Do NOT crate your pet. While they’ll undoubtedly enjoy having access to their normal den, the crate, locking them inside during a stressful time can make your pet feel trapped if they are truly scared of the noise. They can hurt themselves trying to escape. If Spot is used to a crate, be sure the door is left open for easy entrance and exit.
Keep Spot indoors as much as possible. When Spot needs to go out do your best to take care of business during daylight hours and that the lead is secure. Oh, how many stories we’ve heard of pets who have uncharacteristically bolted and gotten away from their people when an unexpected BANG is involved! Your job is to make it hard for them to bolt and become lost–or worse.
If your pet has a pal that is NOT scared by noises, keeping the two together during the evenings may help your dog to realize that there’s no need to be afraid. Dogs take their cues from other dogs far more successfully than from humans. We’ve seen “crazy neurotic” dogs become “sleepy calm” about the noise when kept with one or two dogs they trust who act unaffected.
Special note for small animals:
If your pets live outdoors and simply must remain outside, partly cover cages, pens and aviaries with blankets so that one area is well sound-proofed. Make sure that your pet is still able to look out.
WHEN the noise begins:
Close windows and curtains at dusk and put on music or tv to mask and muffle the sound of fireworks.
If your pet shows any signs of fear try to ignore their behavior. Leave them alone unless they are likely to harm themselves. Never punish or fuss over your pet when it’s scared as this will only make things worse in the long run as you’re reinforcing that there is something to fear.
Each evening before the fireworks begin, move Spot to the play area and provide toys and other things that they enjoy. Make sure that there are things for you to do too so that your dog isn’t left alone. Ignore the noise yourself. Play with a toy to see if your pet wants to join in, but don’t force them to play. Don’t try to coax your fur-friend out of a hiding place; you’ve created a safe environment so you can ignore the behavior.
Do NOT leave your pet outdoors. The noise is louder. Fido may well try to escape the yard, harming himself and/or your property in the process. And, once he’s out, it just gets worse for both of you. And, whatever you do, don’t chain your pet in the yard. In an extraordinary effort to escape, she may get entangled and hurt, or even accidentally strangled.
Don’t take your dog to a fireworks display. Resist the urge to bring your dog to the celebration. If you leash your pet to be with you, they can still be traumatized and even escape your control and be lost.
Do NOT leave your pet in the car.

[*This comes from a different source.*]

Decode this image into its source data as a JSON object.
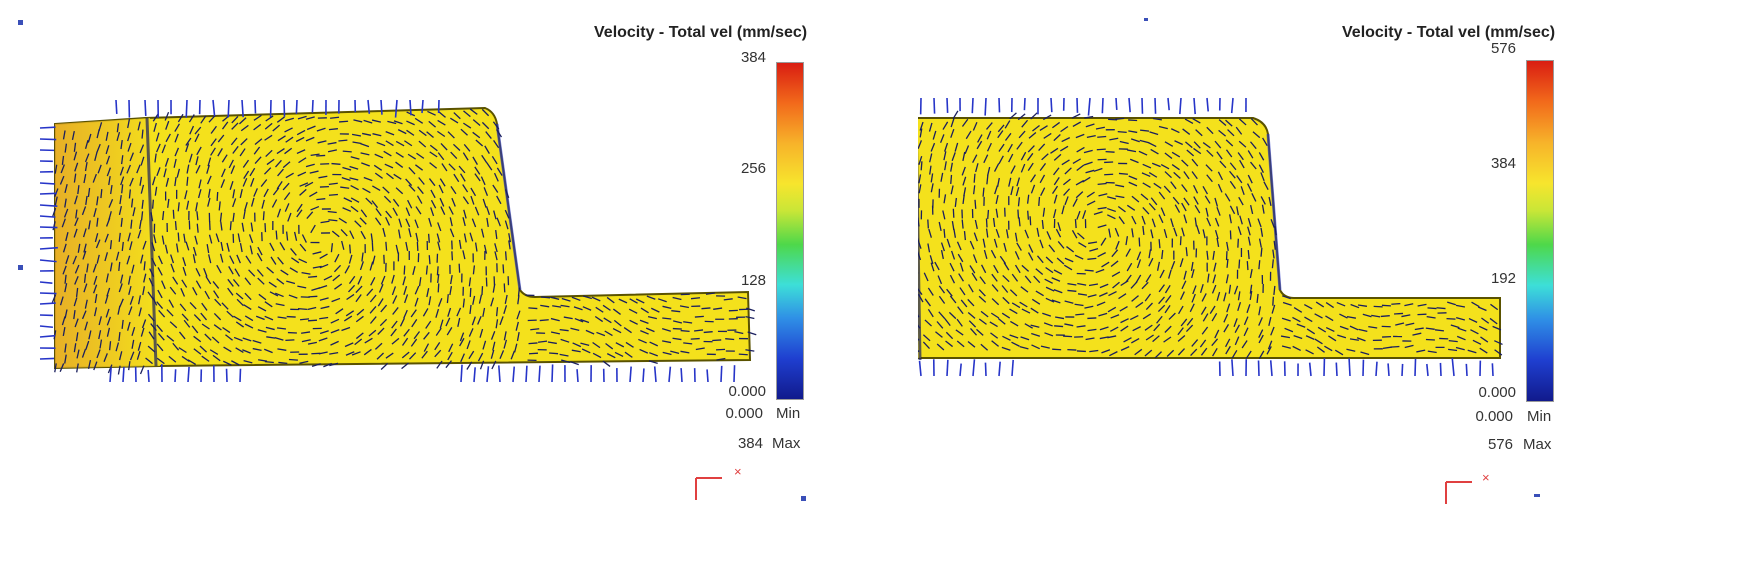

Perhaps the scariest of “dog prisons” when your pet is afraid, heat alone can seriously harm or even kill your pet. Adding heat exposure to the tumult of a fireworks show may leave Spot terrorized. Don’t risk returning to find a dead pet or a destroyed vehicle.
If you wouldn’t expose your infant, don’t expose your pet.
Here at SPCHS, we wish a safe, sane and enjoyable holiday for the entire family.
If you do need help finding a pet:
Be sure to give us a call at 360-642-1180
Post to our facebook page, (and that of the area’s Missing Pets page). Include a photo, description of your pet, where and when the pet was last seen, and how to contact you. If you need help creating a flyer, you can grab a template here.
Bring us some flyers, (330 NE Second Street in Long Beach, WA), and
We’re here to help!
AFTER the noise is gone for another year:
If Spot had a rough go of it, consider contacting your vet or an animal behaviorist about therapy to desensitize the response to noise.